Background: Studies have shown reduction in major bleeding with trans-radial intervention (TRI) compared with trans-femoral intervention (TFI), and with use of bivalirudin compared with heparin + glycoprotein IIb/IIIa inhibitors (GPI). We compared major bleeding, mortality and the interaction between arterial access site and the anticoagulant used for PCI in Veterans. Methods: A retrospective cohort of 1192 consecutive patients who underwent PCI at a VA hospital between 2006 and 2012 was divided into TFI-heparin (n = 192), TFI-bivalirudin (n = 272), TRI-heparin (n = 274) and TRI-bivalirudin (n = 454) groups.

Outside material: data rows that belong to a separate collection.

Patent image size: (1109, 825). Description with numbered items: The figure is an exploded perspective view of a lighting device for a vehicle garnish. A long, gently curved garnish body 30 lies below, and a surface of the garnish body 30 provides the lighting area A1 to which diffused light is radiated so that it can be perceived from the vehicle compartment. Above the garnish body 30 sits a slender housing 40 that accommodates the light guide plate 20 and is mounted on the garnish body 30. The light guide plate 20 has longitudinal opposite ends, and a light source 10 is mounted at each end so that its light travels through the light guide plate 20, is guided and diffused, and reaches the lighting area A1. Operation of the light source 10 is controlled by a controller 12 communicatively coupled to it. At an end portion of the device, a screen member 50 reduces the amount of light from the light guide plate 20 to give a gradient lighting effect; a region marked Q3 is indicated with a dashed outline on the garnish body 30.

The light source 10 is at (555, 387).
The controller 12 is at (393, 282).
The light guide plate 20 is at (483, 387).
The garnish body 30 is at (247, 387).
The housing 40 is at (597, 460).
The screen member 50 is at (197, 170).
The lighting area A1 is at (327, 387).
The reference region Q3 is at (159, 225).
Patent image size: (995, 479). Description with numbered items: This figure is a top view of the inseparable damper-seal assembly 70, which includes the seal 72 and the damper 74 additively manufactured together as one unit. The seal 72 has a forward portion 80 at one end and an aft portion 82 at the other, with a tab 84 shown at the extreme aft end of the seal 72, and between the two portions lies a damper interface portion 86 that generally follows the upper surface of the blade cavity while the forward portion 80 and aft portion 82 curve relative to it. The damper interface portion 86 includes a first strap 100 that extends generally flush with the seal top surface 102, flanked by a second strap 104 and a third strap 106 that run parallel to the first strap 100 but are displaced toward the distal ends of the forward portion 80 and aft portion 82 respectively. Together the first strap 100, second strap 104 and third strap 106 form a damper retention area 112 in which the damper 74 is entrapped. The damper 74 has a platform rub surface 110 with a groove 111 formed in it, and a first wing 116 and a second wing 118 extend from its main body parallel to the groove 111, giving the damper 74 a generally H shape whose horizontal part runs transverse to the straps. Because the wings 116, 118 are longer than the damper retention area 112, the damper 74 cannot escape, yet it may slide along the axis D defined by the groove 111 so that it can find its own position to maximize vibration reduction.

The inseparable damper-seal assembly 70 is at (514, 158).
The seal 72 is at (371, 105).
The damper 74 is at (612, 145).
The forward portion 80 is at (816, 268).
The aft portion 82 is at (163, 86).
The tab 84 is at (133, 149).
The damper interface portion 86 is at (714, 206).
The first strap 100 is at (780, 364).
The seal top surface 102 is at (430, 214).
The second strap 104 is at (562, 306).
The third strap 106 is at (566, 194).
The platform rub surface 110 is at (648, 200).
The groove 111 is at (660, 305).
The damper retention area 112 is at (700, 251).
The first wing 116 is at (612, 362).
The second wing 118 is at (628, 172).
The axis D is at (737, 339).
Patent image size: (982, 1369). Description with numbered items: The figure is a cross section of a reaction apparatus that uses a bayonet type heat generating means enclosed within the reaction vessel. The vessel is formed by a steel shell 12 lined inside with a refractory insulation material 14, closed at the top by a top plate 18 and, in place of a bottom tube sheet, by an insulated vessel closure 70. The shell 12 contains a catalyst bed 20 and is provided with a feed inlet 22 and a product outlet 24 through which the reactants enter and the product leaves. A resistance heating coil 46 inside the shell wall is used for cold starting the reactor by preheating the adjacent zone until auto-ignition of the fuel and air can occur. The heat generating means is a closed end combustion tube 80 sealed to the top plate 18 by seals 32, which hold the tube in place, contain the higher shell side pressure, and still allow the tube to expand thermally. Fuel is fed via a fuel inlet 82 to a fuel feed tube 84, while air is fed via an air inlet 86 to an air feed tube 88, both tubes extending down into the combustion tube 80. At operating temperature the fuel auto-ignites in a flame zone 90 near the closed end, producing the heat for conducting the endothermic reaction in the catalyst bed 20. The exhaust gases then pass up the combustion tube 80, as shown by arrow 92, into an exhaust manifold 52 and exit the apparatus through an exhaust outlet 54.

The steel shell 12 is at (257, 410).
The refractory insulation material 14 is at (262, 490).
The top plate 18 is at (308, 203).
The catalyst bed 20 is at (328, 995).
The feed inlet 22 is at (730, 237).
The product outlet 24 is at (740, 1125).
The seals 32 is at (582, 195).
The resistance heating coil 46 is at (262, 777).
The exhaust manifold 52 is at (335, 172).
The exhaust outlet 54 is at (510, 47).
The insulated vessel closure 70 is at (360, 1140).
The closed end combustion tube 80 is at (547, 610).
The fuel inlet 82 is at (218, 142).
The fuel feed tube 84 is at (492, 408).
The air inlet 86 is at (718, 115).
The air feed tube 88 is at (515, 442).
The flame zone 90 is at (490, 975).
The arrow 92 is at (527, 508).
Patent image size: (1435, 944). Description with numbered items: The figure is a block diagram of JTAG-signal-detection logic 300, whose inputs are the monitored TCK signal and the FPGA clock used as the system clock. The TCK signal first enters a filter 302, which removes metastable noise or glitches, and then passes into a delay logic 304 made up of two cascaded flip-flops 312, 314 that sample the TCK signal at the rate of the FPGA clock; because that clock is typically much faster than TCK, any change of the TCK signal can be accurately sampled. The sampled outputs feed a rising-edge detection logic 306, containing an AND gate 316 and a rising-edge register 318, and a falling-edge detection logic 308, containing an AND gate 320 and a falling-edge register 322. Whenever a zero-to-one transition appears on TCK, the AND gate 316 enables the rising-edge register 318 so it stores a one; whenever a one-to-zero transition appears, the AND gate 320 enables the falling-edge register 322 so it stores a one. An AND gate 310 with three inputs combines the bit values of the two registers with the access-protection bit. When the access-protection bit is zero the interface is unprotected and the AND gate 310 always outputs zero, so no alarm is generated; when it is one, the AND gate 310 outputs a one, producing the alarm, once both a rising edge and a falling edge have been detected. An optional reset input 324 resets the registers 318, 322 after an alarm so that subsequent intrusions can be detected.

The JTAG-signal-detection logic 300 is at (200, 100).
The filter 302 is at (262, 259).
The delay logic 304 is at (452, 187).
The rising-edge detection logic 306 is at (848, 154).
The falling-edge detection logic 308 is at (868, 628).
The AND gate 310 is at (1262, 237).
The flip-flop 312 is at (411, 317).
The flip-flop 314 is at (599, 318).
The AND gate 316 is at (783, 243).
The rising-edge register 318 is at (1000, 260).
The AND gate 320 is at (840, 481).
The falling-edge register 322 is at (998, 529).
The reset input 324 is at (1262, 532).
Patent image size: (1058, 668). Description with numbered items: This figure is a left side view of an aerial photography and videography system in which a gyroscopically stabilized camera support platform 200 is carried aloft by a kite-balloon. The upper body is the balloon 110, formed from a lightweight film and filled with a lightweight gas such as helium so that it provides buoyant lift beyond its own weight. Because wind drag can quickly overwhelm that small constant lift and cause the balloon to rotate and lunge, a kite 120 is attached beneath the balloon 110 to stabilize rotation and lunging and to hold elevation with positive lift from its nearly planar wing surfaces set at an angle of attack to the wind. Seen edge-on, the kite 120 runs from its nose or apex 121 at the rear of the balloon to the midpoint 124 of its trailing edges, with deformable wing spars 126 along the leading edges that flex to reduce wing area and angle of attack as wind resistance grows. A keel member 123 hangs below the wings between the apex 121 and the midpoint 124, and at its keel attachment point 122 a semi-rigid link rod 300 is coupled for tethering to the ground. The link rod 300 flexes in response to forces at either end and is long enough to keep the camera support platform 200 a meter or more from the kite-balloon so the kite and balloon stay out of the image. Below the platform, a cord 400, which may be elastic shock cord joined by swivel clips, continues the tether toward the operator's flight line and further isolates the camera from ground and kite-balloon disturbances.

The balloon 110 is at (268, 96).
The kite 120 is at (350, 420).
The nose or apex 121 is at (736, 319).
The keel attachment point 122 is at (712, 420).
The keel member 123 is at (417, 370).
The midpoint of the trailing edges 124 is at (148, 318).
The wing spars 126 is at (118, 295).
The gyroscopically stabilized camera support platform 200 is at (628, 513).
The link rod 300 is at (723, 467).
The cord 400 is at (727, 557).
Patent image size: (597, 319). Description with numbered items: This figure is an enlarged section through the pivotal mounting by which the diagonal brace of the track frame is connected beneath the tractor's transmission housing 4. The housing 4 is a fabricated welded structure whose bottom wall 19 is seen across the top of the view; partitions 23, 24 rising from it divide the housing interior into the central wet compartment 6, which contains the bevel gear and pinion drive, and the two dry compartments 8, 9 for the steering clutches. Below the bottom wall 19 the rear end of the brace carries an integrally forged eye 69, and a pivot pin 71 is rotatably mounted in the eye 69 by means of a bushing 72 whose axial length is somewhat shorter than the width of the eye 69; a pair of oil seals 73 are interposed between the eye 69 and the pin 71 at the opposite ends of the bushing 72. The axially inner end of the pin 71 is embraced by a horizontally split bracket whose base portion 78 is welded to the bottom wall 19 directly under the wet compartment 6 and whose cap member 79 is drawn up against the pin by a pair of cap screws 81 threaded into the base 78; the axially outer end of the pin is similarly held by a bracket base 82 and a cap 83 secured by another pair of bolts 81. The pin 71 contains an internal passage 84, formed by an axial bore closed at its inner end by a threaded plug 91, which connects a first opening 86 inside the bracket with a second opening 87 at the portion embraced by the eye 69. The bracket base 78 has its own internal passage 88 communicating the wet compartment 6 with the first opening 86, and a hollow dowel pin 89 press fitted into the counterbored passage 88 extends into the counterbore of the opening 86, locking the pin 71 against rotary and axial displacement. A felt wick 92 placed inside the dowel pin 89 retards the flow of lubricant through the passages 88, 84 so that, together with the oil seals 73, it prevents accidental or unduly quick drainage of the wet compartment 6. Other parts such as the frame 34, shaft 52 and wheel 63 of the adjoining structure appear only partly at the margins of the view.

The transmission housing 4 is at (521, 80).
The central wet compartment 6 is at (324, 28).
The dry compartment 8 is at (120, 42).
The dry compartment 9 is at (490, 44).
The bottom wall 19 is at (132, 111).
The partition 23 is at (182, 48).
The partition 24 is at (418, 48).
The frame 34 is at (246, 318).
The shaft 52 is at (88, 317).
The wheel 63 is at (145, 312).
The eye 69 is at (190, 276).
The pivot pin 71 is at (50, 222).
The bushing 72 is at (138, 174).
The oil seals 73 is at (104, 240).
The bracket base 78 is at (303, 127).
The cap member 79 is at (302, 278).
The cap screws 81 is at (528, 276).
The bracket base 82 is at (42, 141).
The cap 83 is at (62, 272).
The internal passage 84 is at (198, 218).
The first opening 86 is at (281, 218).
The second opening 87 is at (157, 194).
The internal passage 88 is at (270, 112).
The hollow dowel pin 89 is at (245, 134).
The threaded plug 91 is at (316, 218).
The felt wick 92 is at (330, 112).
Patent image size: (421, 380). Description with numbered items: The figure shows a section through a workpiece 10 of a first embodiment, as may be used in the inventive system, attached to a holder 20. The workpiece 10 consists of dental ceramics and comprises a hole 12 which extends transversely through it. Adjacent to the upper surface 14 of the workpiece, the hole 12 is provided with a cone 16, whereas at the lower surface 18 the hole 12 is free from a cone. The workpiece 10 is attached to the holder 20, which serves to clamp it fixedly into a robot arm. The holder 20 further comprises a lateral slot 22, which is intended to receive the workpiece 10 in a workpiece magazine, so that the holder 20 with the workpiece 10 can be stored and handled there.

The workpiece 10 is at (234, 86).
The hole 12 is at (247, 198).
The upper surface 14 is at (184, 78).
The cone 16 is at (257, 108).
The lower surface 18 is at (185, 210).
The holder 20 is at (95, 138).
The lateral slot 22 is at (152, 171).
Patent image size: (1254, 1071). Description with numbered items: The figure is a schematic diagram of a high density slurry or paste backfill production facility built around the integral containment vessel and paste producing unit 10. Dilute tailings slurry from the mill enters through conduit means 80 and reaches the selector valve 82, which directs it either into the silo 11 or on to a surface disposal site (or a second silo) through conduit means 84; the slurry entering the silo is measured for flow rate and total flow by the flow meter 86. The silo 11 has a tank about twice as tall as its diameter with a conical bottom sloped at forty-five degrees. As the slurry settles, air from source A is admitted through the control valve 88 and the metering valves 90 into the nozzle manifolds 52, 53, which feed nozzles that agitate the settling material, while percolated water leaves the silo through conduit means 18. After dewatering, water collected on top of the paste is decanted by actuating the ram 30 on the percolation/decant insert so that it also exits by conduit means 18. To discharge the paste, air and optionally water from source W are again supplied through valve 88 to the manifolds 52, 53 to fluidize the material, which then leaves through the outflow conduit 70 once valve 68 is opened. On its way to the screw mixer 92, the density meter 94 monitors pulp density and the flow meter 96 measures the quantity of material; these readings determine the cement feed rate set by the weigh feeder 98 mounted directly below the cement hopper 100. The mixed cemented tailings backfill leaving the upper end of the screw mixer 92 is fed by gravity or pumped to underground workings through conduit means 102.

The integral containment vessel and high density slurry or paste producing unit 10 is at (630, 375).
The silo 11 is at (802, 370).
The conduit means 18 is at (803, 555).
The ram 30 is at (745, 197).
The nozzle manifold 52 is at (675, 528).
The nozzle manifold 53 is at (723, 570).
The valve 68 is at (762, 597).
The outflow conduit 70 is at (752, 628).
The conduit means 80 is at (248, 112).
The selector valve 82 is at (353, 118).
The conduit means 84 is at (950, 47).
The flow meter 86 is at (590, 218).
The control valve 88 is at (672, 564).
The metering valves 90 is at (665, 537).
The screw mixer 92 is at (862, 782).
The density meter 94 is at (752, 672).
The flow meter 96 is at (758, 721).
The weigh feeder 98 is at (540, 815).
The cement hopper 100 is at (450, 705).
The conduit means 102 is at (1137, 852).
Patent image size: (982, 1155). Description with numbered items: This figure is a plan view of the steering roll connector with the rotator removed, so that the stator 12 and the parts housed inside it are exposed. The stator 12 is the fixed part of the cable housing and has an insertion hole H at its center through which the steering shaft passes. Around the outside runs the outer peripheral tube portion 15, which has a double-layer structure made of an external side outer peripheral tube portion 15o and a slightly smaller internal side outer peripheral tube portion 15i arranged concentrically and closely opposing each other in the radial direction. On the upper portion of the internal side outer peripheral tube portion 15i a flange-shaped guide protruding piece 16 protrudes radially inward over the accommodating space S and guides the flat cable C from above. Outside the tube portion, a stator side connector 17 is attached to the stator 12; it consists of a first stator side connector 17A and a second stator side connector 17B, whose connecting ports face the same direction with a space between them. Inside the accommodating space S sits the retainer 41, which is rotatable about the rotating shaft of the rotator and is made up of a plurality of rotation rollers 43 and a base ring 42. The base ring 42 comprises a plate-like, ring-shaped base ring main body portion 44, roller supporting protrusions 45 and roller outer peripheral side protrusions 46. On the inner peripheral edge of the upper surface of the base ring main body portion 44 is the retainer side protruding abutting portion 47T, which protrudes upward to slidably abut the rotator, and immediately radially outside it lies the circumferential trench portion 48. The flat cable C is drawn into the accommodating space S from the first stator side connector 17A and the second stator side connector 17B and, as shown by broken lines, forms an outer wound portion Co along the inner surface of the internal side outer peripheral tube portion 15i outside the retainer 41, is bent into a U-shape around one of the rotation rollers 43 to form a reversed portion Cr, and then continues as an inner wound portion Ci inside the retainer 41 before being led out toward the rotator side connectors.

Primary outcomes were in-hospital major bleeding, in-hospital and 1-year all-cause mortality. Secondary outcomes were in-hospital MI, in-hospital and 1-year MACE and net adverse cardiovascular events (NACE - composite of major bleeding + MACE). Results: Femoral access was associated with a significantly increased risk of major bleeding compared with radial access (OR 11.87, p < 0.001). Correspondingly, radial access was protective against major bleeding compared with femoral access (OR 0.128, p < 0.01), but did not lower mortality or MACE by itself. Severe anemia was the only predictor of in-hospital all-cause mortality (OR = 27.62, p < 0.008). Presence of anemia and age > 70 predicted 1-year mortality, whereas major bleeding and anemia predicted 1-year MACE. An interaction was noted between anticoagulant and access site, such that heparin showed significantly greater major bleeding in the femoral group compared with the radial group. Bivalirudin resulted in similar risk of bleeding, regardless of access site. There was a synergistic interaction between radial access and heparin (HR 0.38, p < 0.05), but not radial access and bivalirudin, on reduction in 1-year NACE. Conclusion: Radial access for PCI is associated with reduction in major bleeding, but does not have an effect on in-patient or 1-year MACE and mortality. Major bleeding is associated with poor short and intermediate term outcomes. In addition, anemia is strongly associated with increased in-patient and 1-year mortality. There is a differential effect of heparin but not bivalirudin on major bleeding, depending on the access site. There is no synergism between radial access and bivalirudin in lowering the composite outcome of MACE and major bleeding at 1 year.